Goebbels had no proof that Lidi had a hand in it, but as a precautionary measure after the hushed-up premiere, he recalled every single copy of every one of her films and personally watched as his assistant destroyed them. Pages were also ripped from magazines in libraries, and film magazines had their archives raided and trashed. Ilya Yurasov, negative cutter, who was in police custody for another offense, did not deny what he had done. As well as cutting Lidi out of the film, he admitted he had burned all the original footage. He was charged with “gross aesthetic vandalism.”
Dozens of letters addressed to Ilya Yurasov arrived at Dachau from the United States, all written in the same hand. Only one was ever passed on to him. It was so heavily censored, however, that only a few sentences were legible.
My dearest husband, the letter read.
After months of inquiry, of writing to . . . I finally managed to track you down to the camp outside Munich. And although I have been informed that my letters are not likely . . . What you did filled me with both gratitude and with rage. . . .
Our pasts conspired against us. . . . The first night we spent together . . . The taste of coffee on your lips and the whisper of your voice . . . poem by Rilke . . . “Be ahead of all parting, as though it were already behind you like the winter that has just gone by. For among these winters there is one so endlessly winter, that only by wintering through it all will your heart survive.”
With my love, your Lillushka
Even though Ilya slept with it rolled up in his hand, Lilly’s letter was eventually stolen and used either to wrap tobacco or to light kindling. Ilya did, however, manage to keep a single frame from the film The Queen of Sorrow. It was all that existed of their work together. Somehow he managed to smuggle that single square inch of film around with him until he reached Treblinka in 1940. One of the few men who survived remembered the way he used to look at it for hours.
“Who is she?” they’d ask.
“Hold it up to the light,” he’d reply, “and you’ll see.”
The Final Frame
At seven in the evening all the lights in Berlin went out, every streetsign, every advertising illumination, every traffic light and crossing beacon.They said it was an air-raid drill, a practice blackout. Everyone closed the curtains tight. Some people lit candles and played Puccini. Mussolini was coming on a state visit that very evening.
At nine the citizens were invited by loudspeaker to step outside, and to their delight they found another world.The streets were lit by giant lighting rigs on the backs of lorries. Four rows of painted white columns had been placed along the Unter den Linden, each supporting a massive plaster golden eagle. Banners had been hung over building façades, huge flagpoles erected, pedestals installed, and rows and rows of giant searchlights aimed upward into the night sky. And then the rumble of a cavalcade could be heard approaching.
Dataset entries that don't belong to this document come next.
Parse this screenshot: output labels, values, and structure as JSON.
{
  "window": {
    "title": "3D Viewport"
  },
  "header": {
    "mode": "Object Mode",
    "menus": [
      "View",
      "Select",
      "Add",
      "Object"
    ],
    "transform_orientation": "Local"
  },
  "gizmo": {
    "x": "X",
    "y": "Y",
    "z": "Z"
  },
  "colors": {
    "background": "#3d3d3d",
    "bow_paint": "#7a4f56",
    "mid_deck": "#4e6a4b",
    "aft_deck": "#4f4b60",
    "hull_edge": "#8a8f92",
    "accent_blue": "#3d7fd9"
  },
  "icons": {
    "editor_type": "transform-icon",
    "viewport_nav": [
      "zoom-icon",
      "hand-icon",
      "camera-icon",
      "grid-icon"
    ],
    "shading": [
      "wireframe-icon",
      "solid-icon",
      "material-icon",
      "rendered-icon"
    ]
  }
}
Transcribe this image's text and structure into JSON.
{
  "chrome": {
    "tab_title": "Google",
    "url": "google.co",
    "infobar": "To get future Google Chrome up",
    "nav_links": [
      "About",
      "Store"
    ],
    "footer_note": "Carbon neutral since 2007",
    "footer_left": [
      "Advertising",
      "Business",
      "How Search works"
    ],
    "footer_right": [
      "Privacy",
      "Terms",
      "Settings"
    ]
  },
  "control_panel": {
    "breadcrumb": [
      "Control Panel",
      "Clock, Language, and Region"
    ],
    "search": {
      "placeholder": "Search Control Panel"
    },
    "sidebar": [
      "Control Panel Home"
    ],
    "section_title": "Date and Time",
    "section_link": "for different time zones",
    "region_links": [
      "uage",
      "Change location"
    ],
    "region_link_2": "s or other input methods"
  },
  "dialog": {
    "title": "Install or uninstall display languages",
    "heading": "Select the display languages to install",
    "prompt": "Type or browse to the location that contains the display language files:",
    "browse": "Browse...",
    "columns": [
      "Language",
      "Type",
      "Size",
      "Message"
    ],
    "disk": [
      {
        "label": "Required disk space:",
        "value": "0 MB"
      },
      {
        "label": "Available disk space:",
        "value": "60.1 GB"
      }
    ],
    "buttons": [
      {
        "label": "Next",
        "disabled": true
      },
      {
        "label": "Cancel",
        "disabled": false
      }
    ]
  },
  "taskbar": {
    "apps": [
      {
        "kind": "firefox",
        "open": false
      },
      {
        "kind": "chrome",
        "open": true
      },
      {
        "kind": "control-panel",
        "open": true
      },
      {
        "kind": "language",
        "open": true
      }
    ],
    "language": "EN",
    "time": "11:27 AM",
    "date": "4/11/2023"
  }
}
Lit by a single spotlight, Mussolini and Hitler in an open-topped car motored slowly through the Brandenburg Gate. Behind them thousands and thousands of soldiers marched in lines that stretched forever.They all carried burning torches or banners or both. The spectators’ cheeks flushed, their hands burned from the clapping, their voices grew hoarse, but they didn’t care. No, that night was magical, electrifying, epic. Who could not believe at that moment in the heroic vision of our Führer? In one voice, they sang to the Swastika, a song of blood and destruction and tears. And when the final chorus faded and the last of the soldiers had passed, they heard it loud and clear—the unmistakable ticker of the camera.